Я снял со счета все накопления и совершил два путешествия: одно в Кёльн — там я увидел знаменитый собор и Рейн. А другое в Геную — там я увидел Средиземное море. Из каждой поездки я посылал себе несколько видовых открыток. Когда же наконец я вернулся домой, то в голове была ясность, а в душе — покой. Моя память хранит светлые картины — на черный день. Если же на меня теперь нападает хандра, я начинаю рассматривать открытки и вспоминать…

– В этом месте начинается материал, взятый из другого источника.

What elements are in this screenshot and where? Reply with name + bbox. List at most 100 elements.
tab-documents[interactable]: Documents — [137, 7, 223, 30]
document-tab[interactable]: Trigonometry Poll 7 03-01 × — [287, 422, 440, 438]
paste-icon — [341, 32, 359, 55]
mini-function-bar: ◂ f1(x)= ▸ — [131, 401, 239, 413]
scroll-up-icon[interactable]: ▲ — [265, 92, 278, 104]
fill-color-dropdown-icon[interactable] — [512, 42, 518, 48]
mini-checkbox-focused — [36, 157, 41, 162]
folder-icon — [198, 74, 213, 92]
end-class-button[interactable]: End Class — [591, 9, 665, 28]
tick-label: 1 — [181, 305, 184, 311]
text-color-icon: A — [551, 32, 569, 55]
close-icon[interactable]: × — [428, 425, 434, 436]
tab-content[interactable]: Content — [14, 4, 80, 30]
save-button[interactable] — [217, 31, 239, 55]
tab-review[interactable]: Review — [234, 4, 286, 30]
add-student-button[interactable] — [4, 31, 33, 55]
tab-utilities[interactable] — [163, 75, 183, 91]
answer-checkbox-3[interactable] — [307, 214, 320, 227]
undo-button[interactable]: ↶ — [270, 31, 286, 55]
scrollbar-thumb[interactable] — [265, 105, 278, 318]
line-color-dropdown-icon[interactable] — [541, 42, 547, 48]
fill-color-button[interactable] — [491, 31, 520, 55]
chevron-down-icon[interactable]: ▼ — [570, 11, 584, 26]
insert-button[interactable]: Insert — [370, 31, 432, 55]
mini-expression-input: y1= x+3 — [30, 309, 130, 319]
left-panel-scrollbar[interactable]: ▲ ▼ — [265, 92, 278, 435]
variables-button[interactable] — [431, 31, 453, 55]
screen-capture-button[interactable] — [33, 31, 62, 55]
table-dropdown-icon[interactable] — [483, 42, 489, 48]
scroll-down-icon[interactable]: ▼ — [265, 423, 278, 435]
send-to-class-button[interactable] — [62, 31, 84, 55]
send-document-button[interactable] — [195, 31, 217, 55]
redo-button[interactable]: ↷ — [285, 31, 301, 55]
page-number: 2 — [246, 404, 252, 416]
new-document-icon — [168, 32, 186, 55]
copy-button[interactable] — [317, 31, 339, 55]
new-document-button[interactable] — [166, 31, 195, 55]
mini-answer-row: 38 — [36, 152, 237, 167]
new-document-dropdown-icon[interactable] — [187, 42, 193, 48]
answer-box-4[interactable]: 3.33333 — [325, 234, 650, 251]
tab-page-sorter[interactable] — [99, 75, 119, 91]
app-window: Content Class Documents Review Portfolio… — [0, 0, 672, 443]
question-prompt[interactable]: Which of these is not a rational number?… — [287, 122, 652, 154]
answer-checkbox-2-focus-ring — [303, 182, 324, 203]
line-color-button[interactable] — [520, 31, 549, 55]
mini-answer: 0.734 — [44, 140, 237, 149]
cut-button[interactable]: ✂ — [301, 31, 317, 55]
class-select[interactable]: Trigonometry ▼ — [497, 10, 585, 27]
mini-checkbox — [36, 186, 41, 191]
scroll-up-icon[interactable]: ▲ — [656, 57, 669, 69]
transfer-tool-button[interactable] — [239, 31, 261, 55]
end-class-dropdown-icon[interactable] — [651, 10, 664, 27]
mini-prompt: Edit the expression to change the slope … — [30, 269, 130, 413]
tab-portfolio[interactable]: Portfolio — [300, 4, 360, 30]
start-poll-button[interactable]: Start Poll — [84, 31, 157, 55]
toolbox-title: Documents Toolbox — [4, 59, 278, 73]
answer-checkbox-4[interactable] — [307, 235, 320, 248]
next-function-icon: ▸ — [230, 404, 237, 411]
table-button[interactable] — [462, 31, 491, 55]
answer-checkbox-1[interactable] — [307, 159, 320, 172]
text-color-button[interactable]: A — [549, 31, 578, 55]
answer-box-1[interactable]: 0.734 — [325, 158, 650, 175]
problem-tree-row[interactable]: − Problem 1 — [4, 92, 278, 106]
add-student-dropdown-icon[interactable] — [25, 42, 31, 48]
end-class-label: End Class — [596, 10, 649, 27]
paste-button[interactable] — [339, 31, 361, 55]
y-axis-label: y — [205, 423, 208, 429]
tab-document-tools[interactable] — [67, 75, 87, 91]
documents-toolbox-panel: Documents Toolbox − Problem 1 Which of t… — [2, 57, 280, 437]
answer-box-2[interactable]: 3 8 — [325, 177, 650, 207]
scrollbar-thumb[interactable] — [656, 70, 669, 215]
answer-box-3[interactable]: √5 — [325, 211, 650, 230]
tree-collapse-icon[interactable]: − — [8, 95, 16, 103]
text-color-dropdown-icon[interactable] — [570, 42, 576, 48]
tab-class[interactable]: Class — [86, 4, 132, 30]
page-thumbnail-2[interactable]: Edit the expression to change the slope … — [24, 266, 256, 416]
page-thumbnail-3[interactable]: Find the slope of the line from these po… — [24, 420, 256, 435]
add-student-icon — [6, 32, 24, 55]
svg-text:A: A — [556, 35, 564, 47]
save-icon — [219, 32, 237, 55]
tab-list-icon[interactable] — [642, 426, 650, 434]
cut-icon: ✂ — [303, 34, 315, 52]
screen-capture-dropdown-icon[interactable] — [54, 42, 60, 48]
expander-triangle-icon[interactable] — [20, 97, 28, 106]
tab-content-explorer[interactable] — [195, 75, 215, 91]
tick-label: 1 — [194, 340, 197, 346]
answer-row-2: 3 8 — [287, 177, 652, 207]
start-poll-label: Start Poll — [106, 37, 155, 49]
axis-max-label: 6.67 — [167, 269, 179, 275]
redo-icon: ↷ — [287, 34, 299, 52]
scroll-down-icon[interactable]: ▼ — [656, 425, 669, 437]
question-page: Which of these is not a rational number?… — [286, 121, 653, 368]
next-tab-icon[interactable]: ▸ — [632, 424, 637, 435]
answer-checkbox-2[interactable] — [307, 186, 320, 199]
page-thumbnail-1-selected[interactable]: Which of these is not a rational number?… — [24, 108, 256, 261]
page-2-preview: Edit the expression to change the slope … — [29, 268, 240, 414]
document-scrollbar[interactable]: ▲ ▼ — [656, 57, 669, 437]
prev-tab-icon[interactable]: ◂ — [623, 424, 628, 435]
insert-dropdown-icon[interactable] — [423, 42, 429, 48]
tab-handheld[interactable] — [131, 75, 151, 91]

— А вы уже больше не путешествуете?
— Нет, меня уже не тянет в далекие края. Хочется сидеть дома и, растягивая удовольствие, лакомиться воспоминаниями, как белка орешками в зимнюю пору.
— А разве у вас уже зима, господин Зиштохай?
— У тебя весна, а у меня зима. Но и в зиме есть своя прелесть. Иногда я выхожу прогуляться в город, пью кофе в уютном кафе универмага. Но это уже другая хитрость!
— Ну расскажите, ну пожалуйста, — попросила Нелли. Кухонным полотенцем она аккуратно протирала погнутую дужку венчика-сбивалки.
— Ты меня просто выпотрошишь своими расспросами! — засмеялся господин Зиштохай. — Знаешь, в мои годы докучают разные болячки, особенно перед сменой погоды. Тогда мне становится тоскливо, и я начинаю думать: «Зиштохай, ты просто старая развалина!» Но потом…
— Что потом? — не унималась Нелли.
— Потом я стараюсь перехитрить свою тоску. Я еду в центр города, захожу в небольшое кафе в каком-нибудь огромном универмаге, подсаживаюсь как можно ближе к старым женщинам. В кафе вообще чертовски много женщин. Они сидят там тесными группками — почти все в черных одеждах. Они кажутся мне воронами, когда, напыжившись, переговариваются каркающими голосами и мелко подергивают головами.
Я подсаживаюсь к ним поближе и прислушиваюсь к их разговорам.
А говорят они всегда об одном и том же. О болезнях! О бесконечных болезнях!
И одна-то хуже другой, и всеми-то они сами переболели…
Или от одной из этих самых болезней на прошлой неделе скончался кто-либо из их близких родственников.
Вот послушаешь, послушаешь и скажешь себе: «Старина Зиштохай, да ты еще парень хоть куда! По сравнению с ними — здоров как бык!»
Так-то вот, затем я расплачиваюсь и еду домой.
Это и есть мой секрет.
— Теперь, кажется, до меня дошло, — сказала Нелли и убрала сухие тарелки в буфет. — Очень хочется поскорее узнать, как сработает мой секрет. Вы думаете, получится?